As Steinbeck notes in his eulogy for Ricketts, About Ed Ricketts: “with any new food or animal he looked, felt, smelled, and tasted,” adding a story that Ed, “reached under water and picked up a lovely orange-colored nudibranch and put it in his mouth. And instantly he made a horrible face and spat and retched, but he had found out why fishes let these living tidbits completely alone.”
Given the rich sensory world around us, it’s worth noting what senses we most would miss in their absence. I was surprised to read in the September 29, 2012 NewScientist in an interview with astronaut Andrew Feustel, that both after his expedition in space and after a recent six day caving expedition, the thing that struck him most upon return to the Earth’s surface was the smell.
It’s not that things don’t smell in space. I imagine that rehydrated packages of food emit small wafts of Tang-y smells (bad pun in honor of the aforementioned Geerat Vermeij). It’s that they don’t exist on top of a matrix of rich background smells. Without the continually metabolizing micro and macro-biome of Earth, a space station expresses its sterility in smells—or the lack thereof.

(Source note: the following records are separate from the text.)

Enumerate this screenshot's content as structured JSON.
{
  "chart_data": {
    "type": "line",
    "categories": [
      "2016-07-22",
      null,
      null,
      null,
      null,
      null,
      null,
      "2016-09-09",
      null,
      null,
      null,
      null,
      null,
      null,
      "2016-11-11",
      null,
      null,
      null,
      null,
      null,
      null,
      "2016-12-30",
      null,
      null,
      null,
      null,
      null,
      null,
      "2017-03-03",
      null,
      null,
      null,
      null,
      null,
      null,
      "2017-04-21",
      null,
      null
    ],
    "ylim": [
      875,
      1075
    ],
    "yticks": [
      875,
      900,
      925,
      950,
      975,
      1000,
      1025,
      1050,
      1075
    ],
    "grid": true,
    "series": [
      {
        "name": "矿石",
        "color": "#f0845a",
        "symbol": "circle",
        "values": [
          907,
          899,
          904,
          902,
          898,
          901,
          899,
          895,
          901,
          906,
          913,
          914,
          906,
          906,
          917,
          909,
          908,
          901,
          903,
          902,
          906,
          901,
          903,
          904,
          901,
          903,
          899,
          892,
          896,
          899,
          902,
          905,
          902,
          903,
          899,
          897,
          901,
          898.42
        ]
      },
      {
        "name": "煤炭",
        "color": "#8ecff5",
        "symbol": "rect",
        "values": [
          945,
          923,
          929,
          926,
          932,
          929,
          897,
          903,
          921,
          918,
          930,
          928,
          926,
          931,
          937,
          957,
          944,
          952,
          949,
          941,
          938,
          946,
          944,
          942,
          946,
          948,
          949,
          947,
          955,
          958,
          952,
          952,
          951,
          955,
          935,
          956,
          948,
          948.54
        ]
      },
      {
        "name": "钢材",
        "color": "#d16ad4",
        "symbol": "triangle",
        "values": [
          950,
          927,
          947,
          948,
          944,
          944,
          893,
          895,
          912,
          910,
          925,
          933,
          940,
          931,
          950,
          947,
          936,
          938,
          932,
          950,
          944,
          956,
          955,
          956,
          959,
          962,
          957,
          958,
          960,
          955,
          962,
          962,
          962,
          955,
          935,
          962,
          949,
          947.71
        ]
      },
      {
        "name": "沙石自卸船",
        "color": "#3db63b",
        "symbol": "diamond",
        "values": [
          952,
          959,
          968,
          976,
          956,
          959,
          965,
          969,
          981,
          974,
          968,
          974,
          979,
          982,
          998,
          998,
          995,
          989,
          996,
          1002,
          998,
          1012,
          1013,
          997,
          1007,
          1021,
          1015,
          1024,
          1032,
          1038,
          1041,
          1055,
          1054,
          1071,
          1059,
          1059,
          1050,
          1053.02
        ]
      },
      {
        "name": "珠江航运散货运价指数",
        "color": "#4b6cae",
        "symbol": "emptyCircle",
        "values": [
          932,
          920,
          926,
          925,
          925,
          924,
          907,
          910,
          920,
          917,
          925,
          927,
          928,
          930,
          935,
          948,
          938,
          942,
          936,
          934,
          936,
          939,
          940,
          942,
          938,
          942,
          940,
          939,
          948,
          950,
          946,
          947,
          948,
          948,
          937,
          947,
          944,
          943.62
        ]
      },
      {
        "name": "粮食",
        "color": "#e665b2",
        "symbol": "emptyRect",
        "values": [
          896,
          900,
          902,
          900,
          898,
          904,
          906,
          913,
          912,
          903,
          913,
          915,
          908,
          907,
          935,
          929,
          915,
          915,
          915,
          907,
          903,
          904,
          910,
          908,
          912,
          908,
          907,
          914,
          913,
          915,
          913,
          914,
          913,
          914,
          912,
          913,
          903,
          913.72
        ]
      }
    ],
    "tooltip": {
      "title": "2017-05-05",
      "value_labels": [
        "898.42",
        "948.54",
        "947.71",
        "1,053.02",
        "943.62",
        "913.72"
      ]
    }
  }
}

In the book, Aníbal and I talk about the difference between the casual observing one does every day to survive and the focused, intent kind of observation—what Vermeij in his contributions calls, “the essential, and increasingly ignored, role of sensation—of observation with the brain in gear,” one needs to conduct to do science. In other words, there’s a lot of sensing we do, but don’t record, until we really need it. I think that smell is the sense we most ignore in those casual daily observations, and thus the one that most surprises us when all of a sudden an odor hits us and we instantly know what it is, or it instantly transports us to a particular time and place. As astronaut Andrew Feustel remarked of his first renewed smell of Earth, “it lit up my imagination and reminded me I was home.”